Ici comme ailleurs, Lee Seung-U
Ici comme ailleurs, 2012, trad. du coréen par Choi Mikyung et Jean-Noël Juttet, 220 p. 21 €
Ecrivain(s): Lee Seung-U Edition: Zulma
Kafkaïen est le premier qualificatif qui vient à l’esprit en lisant ce roman, pour l’univers dans lequel il se déroule et l’absurdité qui émane du parcours du personnage principal. Yu est muté par sa boite, le Gangsan Complex Resort, à Sori, une ville perdue entre un lac et des montagnes à l’Ouest du pays. « Lorsque, dans son guide, il a lu que “la petite ville de Sori, du fait de sa topologie particulière avait servi de lieu de bannissement”, son cœur s’est de nouveau mis à balancer ».
L’histoire démarre sur ses mots qui donnent d’emblée le ton :
« Le vent a des hurlements de bête féroce. Au moment de quitter sa voiture, Yu a l’impression qu’un molosse enragé se jette sur lui. Il a un mouvement de recul. Le long des rues, papiers sales et sacs plastique tourbillonnent sous la bourrasque. Quelques véhicules cahotent sur la chaussée éventrée en soulevant des nuages de poussière ocre. Les rares passants, silencieux, font la gueule ».
Ici comme ailleurs est un roman hybride, indéfinissable. Il tient du polar, du roman noir, psychologique, métaphysique, à la limite du fantastique, et on pense à des films de cet extrêmement riche cinéma sud-coréen, en particulier ceux de Kim Ki-Duk, qui de même échappent à toute définition.
Lee Seung-U raconte le parcours d’un homme qui arrive dans une ville inconnue en pensant y travailler et qui y perdra tout ce avec quoi il est venu : sa femme, avant même d’arriver, car elle ne le suivra pas mais retournera dans une autre ville s’occuper d’un ancien amant, son portefeuille, l’accès à son compte, sa voiture, la raison pour laquelle il est là et ainsi de suite, comme si le réel se dissolvait derrière lui à chacun de ses pas. Sori, cette ville grise, froide, venteuse, inhospitalière et même dangereuse est un piège, mais à vrai dire, cet homme là n’avait-il pas déjà tout perdu avant même d’y arriver ? En refermant les dernières pages du livre, où la nature dans une apothéose grandiose, met un point final à tout questionnement, toute corruption, à toute l’absurdité de la condition humaine qui est exprimée ici, c’est la question que l’on se pose. Ce roman est un véritable condensé critique du monde d’aujourd’hui, une allégorie inversée, et finalement c’est un roman initiatique. On se détruit ici-bas et le seul espoir, le seul moyen que les hommes ont trouvé pour ne pas sombrer totalement dans la folie, c’est de quitter ce monde avant que la mort les prenne, découvrir par la dépossession la paix éternelle. La grotte où un vieux fou dénommé Noé construit des maisons de pierre, est le seul lieu par lequel on peut s’échapper, le double enfermement devient matrice. Les vivants sont morts et les morts sont éternellement vivants. Les hommes libres sont piégés par une ville entièrement corrompue dans laquelle ils s’enlisent, ceux qui ont tenté de résister sont enfermés dans une grotte et découvrent dans l’enfermement la liberté du détachement suprême. Subtile hybridation là aussi entre la pensée occidentale et orientale.

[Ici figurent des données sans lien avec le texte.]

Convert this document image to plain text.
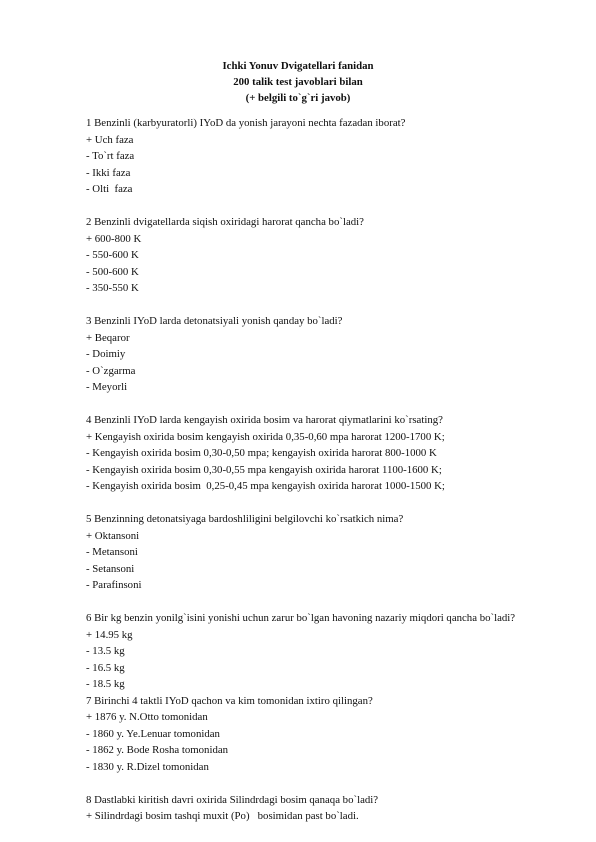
Ichki Yonuv Dvigatellari fanidan
200 talik test javoblari bilan
(+ belgili to`g`ri javob)
1 Benzinli (karbyuratorli) IYoD da yonish jarayoni nechta fazadan iborat?
+ Uch faza
- To`rt faza
- Ikki faza
- Olti  faza
2 Benzinli dvigatellarda siqish oxiridagi harorat qancha bo`ladi?
+ 600-800 K
- 550-600 K
- 500-600 K
- 350-550 K
3 Benzinli IYoD larda detonatsiyali yonish qanday bo`ladi?
+ Beqaror
- Doimiy
- O`zgarma
- Meyorli
4 Benzinli IYoD larda kengayish oxirida bosim va harorat qiymatlarini ko`rsating?
+ Kengayish oxirida bosim kengayish oxirida 0,35-0,60 mpa harorat 1200-1700 K;
- Kengayish oxirida bosim 0,30-0,50 mpa; kengayish oxirida harorat 800-1000 K
- Kengayish oxirida bosim 0,30-0,55 mpa kengayish oxirida harorat 1100-1600 K;
- Kengayish oxirida bosim  0,25-0,45 mpa kengayish oxirida harorat 1000-1500 K;
5 Benzinning detonatsiyaga bardoshliligini belgilovchi ko`rsatkich nima?
+ Oktansoni
- Metansoni
- Setansoni
- Parafinsoni
6 Bir kg benzin yonilg`isini yonishi uchun zarur bo`lgan havoning nazariy miqdori qancha bo`ladi?
+ 14.95 kg
- 13.5 kg
- 16.5 kg
- 18.5 kg
7 Birinchi 4 taktli IYoD qachon va kim tomonidan ixtiro qilingan?
+ 1876 y. N.Otto tomonidan
- 1860 y. Ye.Lenuar tomonidan
- 1862 y. Bode Rosha tomonidan
- 1830 y. R.Dizel tomonidan
8 Dastlabki kiritish davri oxirida Silindrdagi bosim qanaqa bo`ladi?
+ Silindrdagi bosim tashqi muxit (Po)   bosimidan past bo`ladi.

Ce roman austère, minéral, désespérant parfois, offre de par sa lecture elle-même une étonnante expérience. Parfois, on voudrait poser le livre, le laisser tomber, mais il est impossible d’en sortir avant la fin, car on la cherche comme on cherche une goulée d’air. Par moments on s’ennuie, on se sent morne et même quand la fin arrive on reste hébété, comme choqué, voire insatisfait. La magie de Lee Seung-U, c’est de provoquer ainsi une réflexion, où soudain on accède à la compréhension de l’ensemble et on ne peut que saluer le génie de l’auteur. Ce n’est pas une lecture facile, une lecture de détente, si au départ nous pouvons être captivés comme on l’est par un polar, vers la fin on s’enlise comme le protagoniste, on se sent gris. L’auteur nous fait traverser les états d’âme, les sensations de ce qu’il raconte, si bien que nous ne faisons plus qu’un avec ce que nous lisons. Avec le recul, c’est fascinant.